According to a joint report of the Lebanese daily The Daily Star and Agence France-Presse, a Hamas delegation was supposed to continue negotiations on Monday in Cairo. However, Egyptian demands may present obstacles before the cease-fire agreement is finalized.

Egypt is hopeful that a Gaza truce accord between Israel and the Palestinian resistance movement Hamas can be reached in the next few days, Foreign Ministry spokesman Hossam Zaki said Sunday. "There are positive signs that in the next few days we will reach an understanding on a truce and a partial reopening of crossing points [into Gaza]," Zaki said....
A Hamas delegation from Gaza led by deposed Foreign Minister Mahmoud Zahar was in Syria on Sunday for consultations on the truce with Damascus-based members of the group's politburo, Hamas official Mohammad Nasr told AFP.
Mohammad Nazzal, a senior Hamas official based in Damascus, told Qatar-based Al-Jazeera television that there are still "obstacles" in the truce talks. He said Egypt is linking the opening of its Rafah border crossing to Gaza with Palestinian reconciliation. Egypt has refused to permanently open the crossing in the absence of EU monitors and representatives of Palestinian Authority President Mahmoud Abbas....
The delegation is due to return to the Egyptian capital on Monday, the Egyptian Foreign Ministry spokesman said.
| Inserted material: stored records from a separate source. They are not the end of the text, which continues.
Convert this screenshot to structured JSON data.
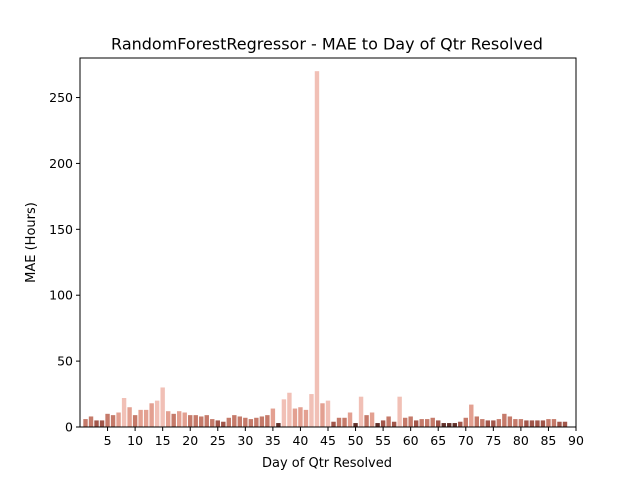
{
  "chart_data": {
    "type": "bar",
    "title": "RandomForestRegressor - MAE to Day of Qtr Resolved",
    "xlabel": "Day of Qtr Resolved",
    "ylabel": "MAE (Hours)",
    "xlim": [
      0,
      90
    ],
    "ylim": [
      0,
      280
    ],
    "xticks": [
      5,
      10,
      15,
      20,
      25,
      30,
      35,
      40,
      45,
      50,
      55,
      60,
      65,
      70,
      75,
      80,
      85,
      90
    ],
    "yticks": [
      0,
      50,
      100,
      150,
      200,
      250
    ],
    "grid": false,
    "legend": "none",
    "x": [
      1,
      2,
      3,
      4,
      5,
      6,
      7,
      8,
      9,
      10,
      11,
      12,
      13,
      14,
      15,
      16,
      17,
      18,
      19,
      20,
      21,
      22,
      23,
      24,
      25,
      26,
      27,
      28,
      29,
      30,
      31,
      32,
      33,
      34,
      35,
      36,
      37,
      38,
      39,
      40,
      41,
      42,
      43,
      44,
      45,
      46,
      47,
      48,
      49,
      50,
      51,
      52,
      53,
      54,
      55,
      56,
      57,
      58,
      59,
      60,
      61,
      62,
      63,
      64,
      65,
      66,
      67,
      68,
      69,
      70,
      71,
      72,
      73,
      74,
      75,
      76,
      77,
      78,
      79,
      80,
      81,
      82,
      83,
      84,
      85,
      86,
      87,
      88
    ],
    "values": [
      6,
      8,
      5,
      5,
      10,
      9,
      11,
      22,
      15,
      9,
      13,
      13,
      18,
      20,
      30,
      12,
      10,
      12,
      11,
      9,
      9,
      8,
      9,
      6,
      5,
      4,
      7,
      9,
      8,
      7,
      6,
      7,
      8,
      9,
      14,
      3,
      21,
      26,
      14,
      15,
      13,
      25,
      270,
      18,
      20,
      4,
      7,
      7,
      11,
      3,
      23,
      9,
      11,
      3,
      5,
      8,
      4,
      23,
      7,
      8,
      5,
      6,
      6,
      7,
      5,
      3,
      3,
      3,
      4,
      7,
      17,
      8,
      6,
      5,
      5,
      6,
      10,
      8,
      6,
      6,
      5,
      5,
      5,
      5,
      6,
      6,
      4,
      4
    ],
    "colors": {
      "pale": "#f1c0b6",
      "light": "#e3a091",
      "mid": "#c57a6a",
      "dark": "#a1564a",
      "darkest": "#62302a",
      "axis": "#000000",
      "background": "#ffffff"
    }
  }
}
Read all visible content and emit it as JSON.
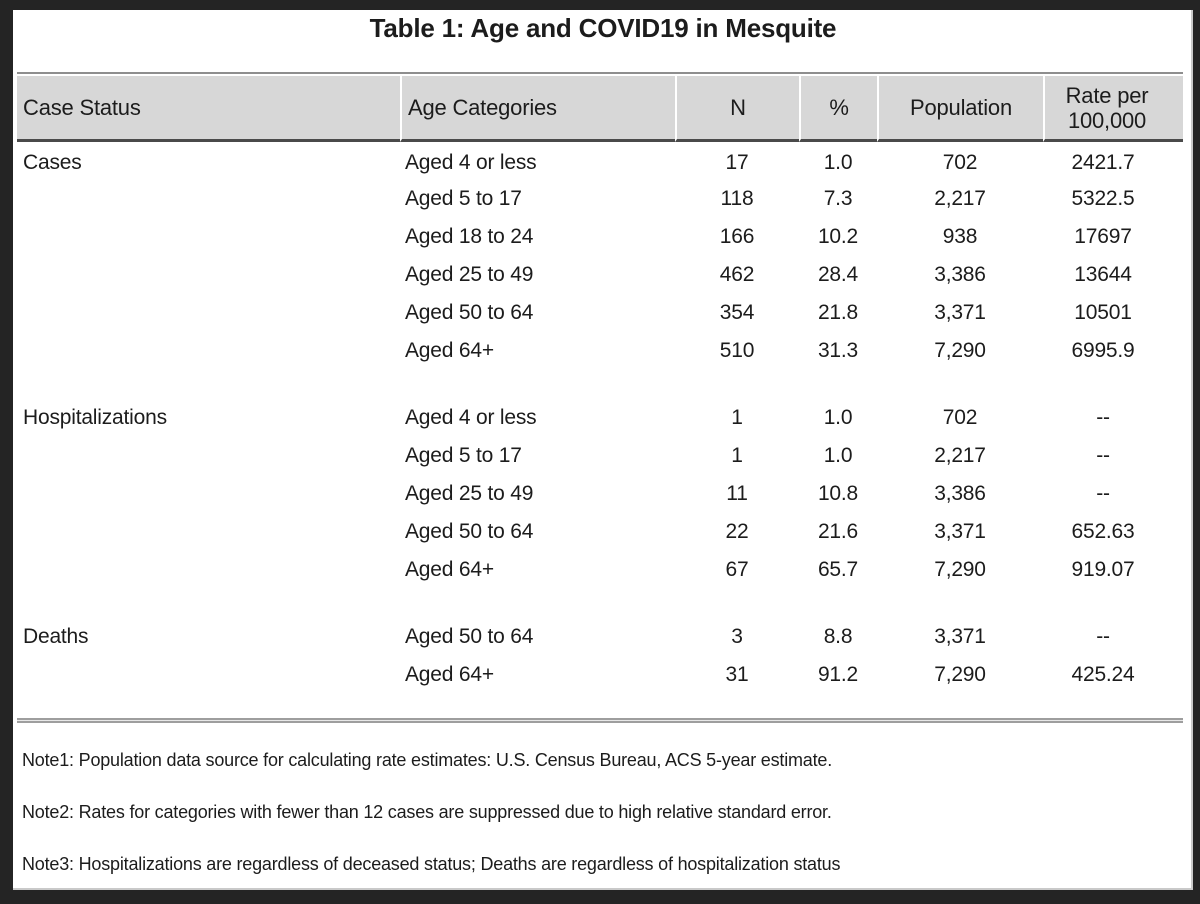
{
  "title": "Table 1: Age and COVID19 in Mesquite",
  "table": {
    "columns": [
      "Case Status",
      "Age Categories",
      "N",
      "%",
      "Population",
      "Rate per 100,000"
    ],
    "sections": [
      {
        "status": "Cases",
        "rows": [
          {
            "age": "Aged 4 or less",
            "n": "17",
            "pct": "1.0",
            "population": "702",
            "rate": "2421.7"
          },
          {
            "age": "Aged 5 to 17",
            "n": "118",
            "pct": "7.3",
            "population": "2,217",
            "rate": "5322.5"
          },
          {
            "age": "Aged 18 to 24",
            "n": "166",
            "pct": "10.2",
            "population": "938",
            "rate": "17697"
          },
          {
            "age": "Aged 25 to 49",
            "n": "462",
            "pct": "28.4",
            "population": "3,386",
            "rate": "13644"
          },
          {
            "age": "Aged 50 to 64",
            "n": "354",
            "pct": "21.8",
            "population": "3,371",
            "rate": "10501"
          },
          {
            "age": "Aged 64+",
            "n": "510",
            "pct": "31.3",
            "population": "7,290",
            "rate": "6995.9"
          }
        ]
      },
      {
        "status": "Hospitalizations",
        "rows": [
          {
            "age": "Aged 4 or less",
            "n": "1",
            "pct": "1.0",
            "population": "702",
            "rate": "--"
          },
          {
            "age": "Aged 5 to 17",
            "n": "1",
            "pct": "1.0",
            "population": "2,217",
            "rate": "--"
          },
          {
            "age": "Aged 25 to 49",
            "n": "11",
            "pct": "10.8",
            "population": "3,386",
            "rate": "--"
          },
          {
            "age": "Aged 50 to 64",
            "n": "22",
            "pct": "21.6",
            "population": "3,371",
            "rate": "652.63"
          },
          {
            "age": "Aged 64+",
            "n": "67",
            "pct": "65.7",
            "population": "7,290",
            "rate": "919.07"
          }
        ]
      },
      {
        "status": "Deaths",
        "rows": [
          {
            "age": "Aged 50 to 64",
            "n": "3",
            "pct": "8.8",
            "population": "3,371",
            "rate": "--"
          },
          {
            "age": "Aged 64+",
            "n": "31",
            "pct": "91.2",
            "population": "7,290",
            "rate": "425.24"
          }
        ]
      }
    ]
  },
  "notes": [
    "Note1: Population data source for calculating rate estimates: U.S. Census Bureau, ACS 5-year estimate.",
    "Note2: Rates for categories with fewer than 12 cases are suppressed due to high relative standard error.",
    "Note3: Hospitalizations are regardless of deceased status; Deaths are regardless of hospitalization status"
  ]
}
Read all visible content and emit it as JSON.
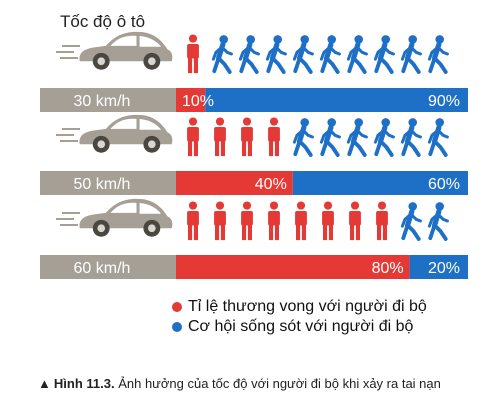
{
  "title": "Tốc độ ô tô",
  "colors": {
    "red": "#e53935",
    "blue": "#1e6fc6",
    "grey": "#a59f95",
    "car": "#a59f95"
  },
  "icons": [
    "car-icon",
    "pedestrian-standing-icon",
    "pedestrian-walking-icon"
  ],
  "chart_data": {
    "type": "bar",
    "stacked": true,
    "orientation": "horizontal",
    "categories": [
      "30 km/h",
      "50 km/h",
      "60 km/h"
    ],
    "series": [
      {
        "name": "Tỉ lệ thương vong với người đi bộ",
        "color": "#e53935",
        "values": [
          10,
          40,
          80
        ],
        "labels": [
          "10%",
          "40%",
          "80%"
        ]
      },
      {
        "name": "Cơ hội sống sót với người đi bộ",
        "color": "#1e6fc6",
        "values": [
          90,
          60,
          20
        ],
        "labels": [
          "90%",
          "60%",
          "20%"
        ]
      }
    ],
    "xlim": [
      0,
      100
    ],
    "legend_position": "bottom"
  },
  "legend": {
    "red_label": "Tỉ lệ thương vong với người đi bộ",
    "blue_label": "Cơ hội sống sót với người đi bộ"
  },
  "caption": {
    "label": "Hình 11.3.",
    "text": "Ảnh hưởng của tốc độ với người đi bộ khi xảy ra tai nạn"
  }
}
Negotiations are expected to continue in Cairo on Tuesday and Wednesday as Hamas representatives are eager to negotiate a cease-fire before a new Israeli government is sworn in.

Meanwhile, politicians in Israel are making final appeals to voters before a general election scheduled for Tuesday, reports the BBC.

The favourite to become prime minister is Binyamin Netanyahu, leader of the right-wing opposition party, Likud.
But his opinion-poll lead has been clawed back in recent weeks by Tzipi Livni, who heads the centrist Kadima, the largest party in the government.
The BBC's Tim Franks, in Jerusalem, says opinion polls suggest the far-right will make the biggest gains.
He says the popularity of Israel Our Home Party led by Avogdor Lieberman is on the increase.
The party advocates annexing Israel's settlements on the West Bank, and redrawing the borders so that Israel's large Arab minority comes under the control of the Palestinian Authority.